Ceux de ma génération
Steven Wilson a mis de côté ses projets parallèles : “La plus grande partie du dernier album de No-Man (‘Love You To Bits’) provient d’enregistrements plus anciens et, sur le sixième album de Blackfield (‘For The Music’), mon implication se limite à chanter sur trois titres.” En revanche, depuis 2017, Steven n’a pas fait de pause dans son travail de masterisation et de remixes, montrant là aussi un éclectisme de plus en plus grand : Jethro Tull, Gentle Giant, Tangerine Dream comme Roxy Music, Ultravox, Tears For Fears. A l’exception de “The Raven That Refused To Sing (And Other Stories)” coproduit par Alan Parsons, jusqu’à présent Wilson gérait seul la production. Pour “The Future Bites”, il a choisi de s’associer avec David Kosten, alias Fautline, qui avait déjà collaboré avec No-Man en 1995. “J’avais besoin de quelqu’un que je connaissais et dont j’appréciais, en particulier, la manière de travailler collectivement, qui serait à l’écoute de mes choix en y apportant une impulsion nouvelle.

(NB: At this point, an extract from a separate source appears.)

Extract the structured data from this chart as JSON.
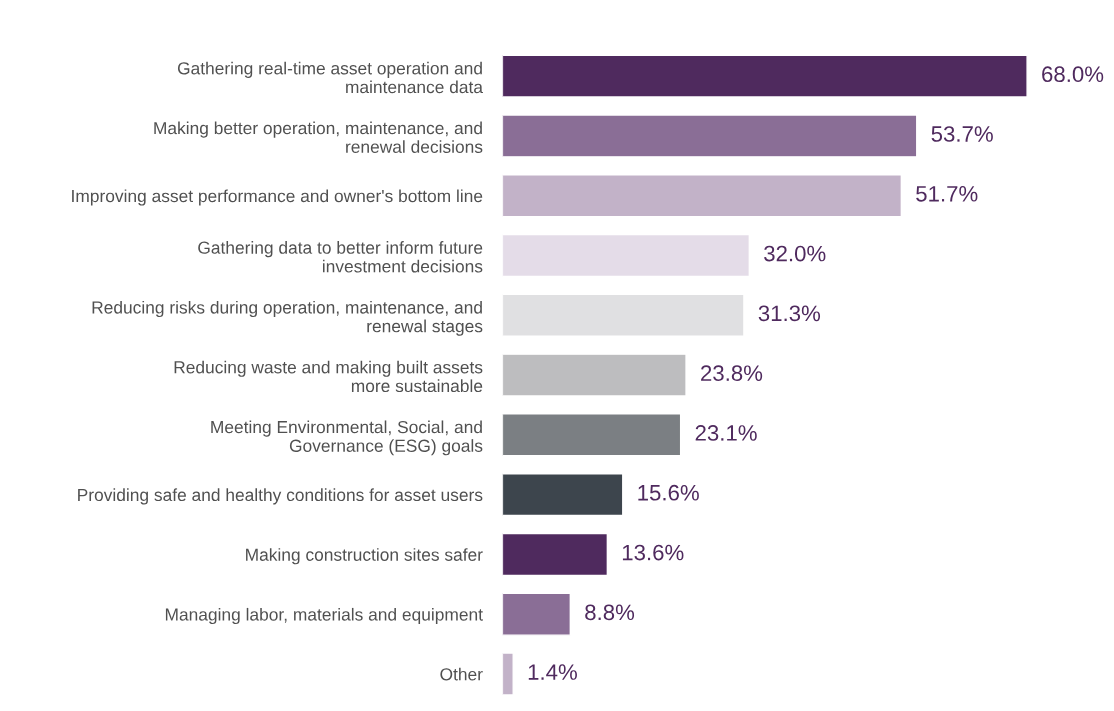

D’autre part, n’ayant pas trop confiance en mes capacités vocales, j’avais besoin d’être bousculé pour me libérer.” En outre, David Kosten est présent sur tous les morceaux à la programmation, aux synthés et au drone. “Je voulais réaliser un disque qui corresponde à ce monde électronique de 2020 tout en conservant une approche pop, même dance par moments,
quelque chose d’immédiatement accessible.” Des morceaux plus courts à l’exception de “Personal Shopper”, moins de développements instrumentaux, de guitare et d’arrangements de cordes, mais les thèmes de prédilection demeurent. “La technologie et les médias sociaux permettent aux gens d’exprimer leurs opinions, de connaître leur heure de gloire et de se voir comme une pop star sans en avoir les qualités. Mais, en réalité, cette addiction les rend plus égoïstes (‘Self’) dans un monde de compétition où les besoins personnels ont dorénavant la primauté sur tout le reste. A l’inverse, dans ‘12 Things I Forgot’, j’évoque ceux de ma génération qui idéalisent les années 1980 en se plaignant de l’époque actuelle. En vérité, ils regrettent le temps où ils étaient des teenagers en oubliant les aspects négatifs et leurs promesses envolées. Je n’échappe pas non plus à cette tendance à regarder en arrière...”
Pour dix mille livres
“Personal Shopper”, le titre du film d’Olivier Assayas, sorti en 2016, avec Kristen Stewart, est un terme désignant un assistant d’achat dont la fonction est d’orienter ses clients vers des produits qui leur conviendraient ou même de les choisir pour eux. “Le film, que j’ai beaucoup apprécié, m’a inspiré pour écrire cette chanson. Ce métier est symbolique du consumérisme à outrance, de la manière dont chacun est poussé à consommer des trucs dont il n’a souvent aucun besoin, par la publicité, bien sûr, mais aussi par le design, par la facilité d’appuyer sur un bouton, un clic sur un écran et, plus insidieusement, par l’idée que vous êtes le seul à posséder un objet, quelque chose que les autres n’ont pas. Ainsi, entre autres, sont achetées des rééditions vinyles en 180 grammes, des éditions spéciales en bleu ou en vert, des coffrets luxueux dont vous possédez déjà le contenu. Je sais de quoi je parle. J’aime collectionner ces pressages et ces éditions limitées.” Steven Wilson est d’autant plus ironique à son égard que, outre l’album standard en vinyle et CD, “The Future Bites” est proposé en pressage rouge et en coffret de luxe avec inserts, inédits, remix et vidéos. Enfin, sur son site, ultime provocation, il propose pour dix mille livres, une vraie ou fausse (?) édition Ultra Deluxe produite à un seul exemplaire ! Au milieu de la chanson “Personal Shopper”, Elton John récite mécaniquement une liste de produits et d’objets, des téléviseurs LED aux crèmes antiâge. “Je ne connaissais pas personnellement Elton John quand j’ai eu la bonne idée de le contacter car, en y réfléchissant, pour le shopping, c’est un roi. Il est le plus grand consommateur vivant sur cette terre. Après avoir reçu ma chanson, il m’a très vite répondu qu’il ne pouvait y avoir de meilleur choix.”